On April 3, 2014, MSG Holdings, L.P. ("MSG Holdings"), an indirect wholly owned subsidiary of The Madison Square Garden Company ("MSG"), entered into a Purchase Agreement (the "Purchase Agreement") with the parent company of NUVOtv, SiTV Media, Inc. ("NUVO"), pursuant to which NUVO has agreed to acquire Fuse Holdings LLC ("Fuse Holdings") and its subsidiary (collectively, "Fuse"), on the terms and subject to the conditions set forth in the Purchase Agreement, as briefly described below.
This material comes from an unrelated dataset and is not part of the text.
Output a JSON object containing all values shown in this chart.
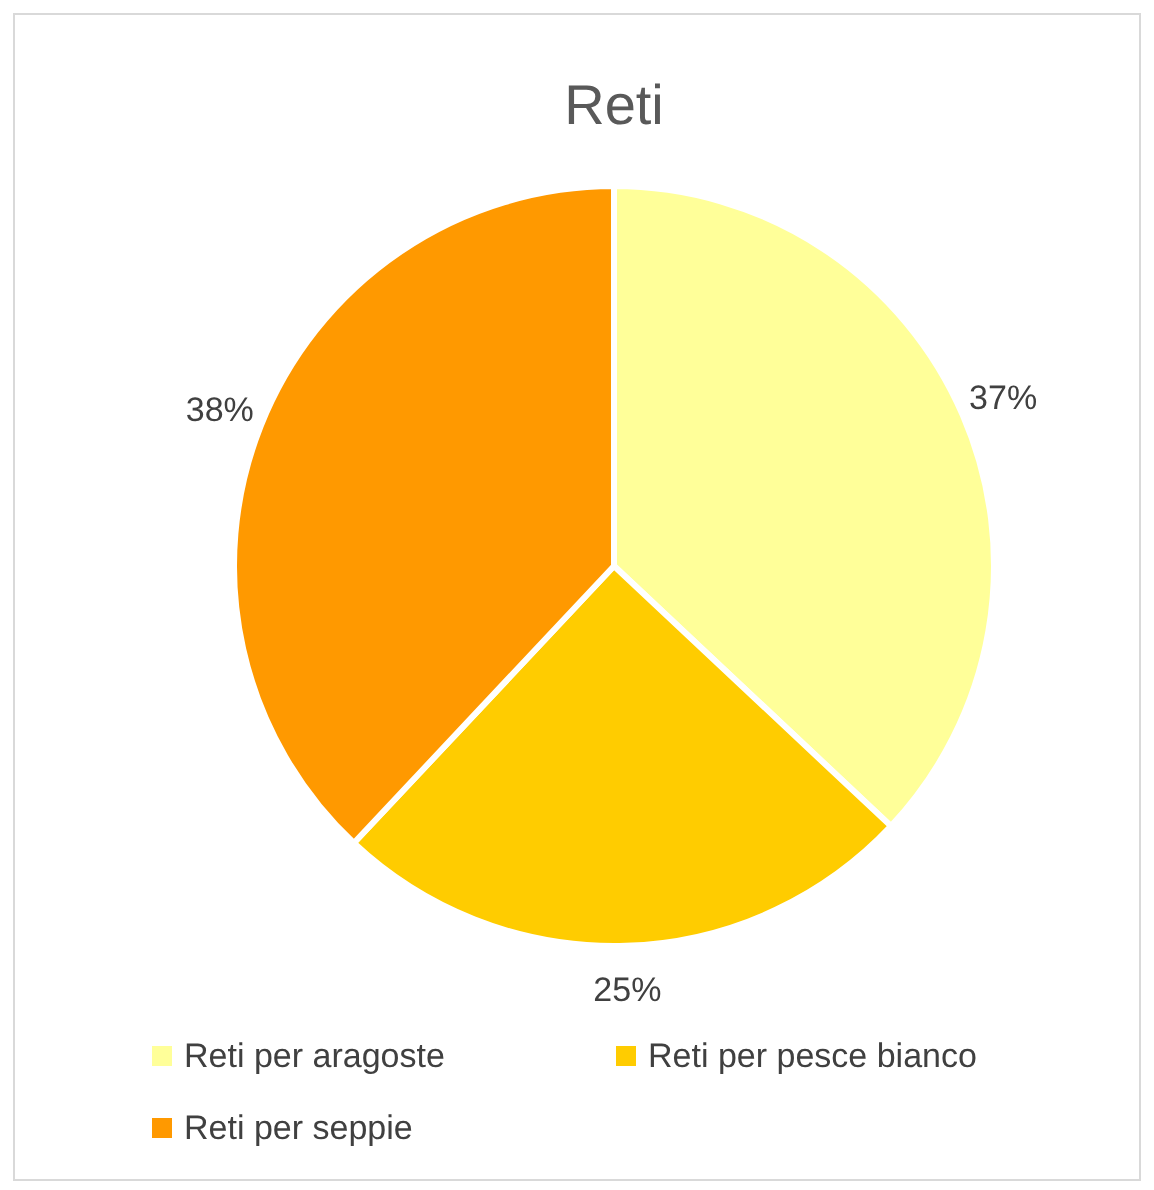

Fuse is a national network providing music programming, which includes music news and information, coverage of premier artists, events and festivals, original content and concerts.

Pursuant to the Purchase Agreement, NUVO will acquire all of the limited liability company membership interests of Fuse Holdings for a cash purchase price of $226 million, subject to a customary working capital adjustment. MSG Holdings will also receive a 15 percent equity interest in the combined company, which interest will be subject to potential reduction based on certain performance goals, and will have the right to designate one member of the NUVO Board of Directors. The closing of the transactions contemplated by the Purchase Agreement is subject to certain closing conditions, including the expiration or early termination of the waiting period applicable under the Hart-Scott-Rodino Antitrust Improvements Act of 1976, as amended. There can be no assurances that the conditions to closing set forth in the Purchase Agreement will be satisfied or waived.

Subject to certain conditions, the Purchase Agreement can be terminated by either MSG Holdings or NUVO if the closing shall not have occurred by September 30, 2014. NUVO's obligations under the Purchase Agreement are not subject to any financing conditions. The closing of the transactions contemplated by the Purchase Agreement is currently expected to occur in MSG's fiscal 2015 first quarter between July 1 and September 30.

The Purchase Agreement provides for customary post-closing indemnification provisions.

The description above is qualified in its entirety by reference to the Purchase Agreement, which is attached as Exhibit 99.1 and incorporated into this Item 8.01 by reference.

On April 4, 2014, MSG and NUVO issued a joint press release announcing they had entered into the Purchase Agreement. A copy of such press release is attached hereto as Exhibit 99.2 and is incorporated into this Item 8.01 by reference.



Item 9.01 Financial Statements and Exhibits.

(d) Exhibits

Exhibit
Number       Description

 99.1        Purchase Agreement, dated April 3, 2014, between MSG Holdings, L.P.
             and SiTV Media, Inc.

 99.2        Press Release, dated April 4, 2014.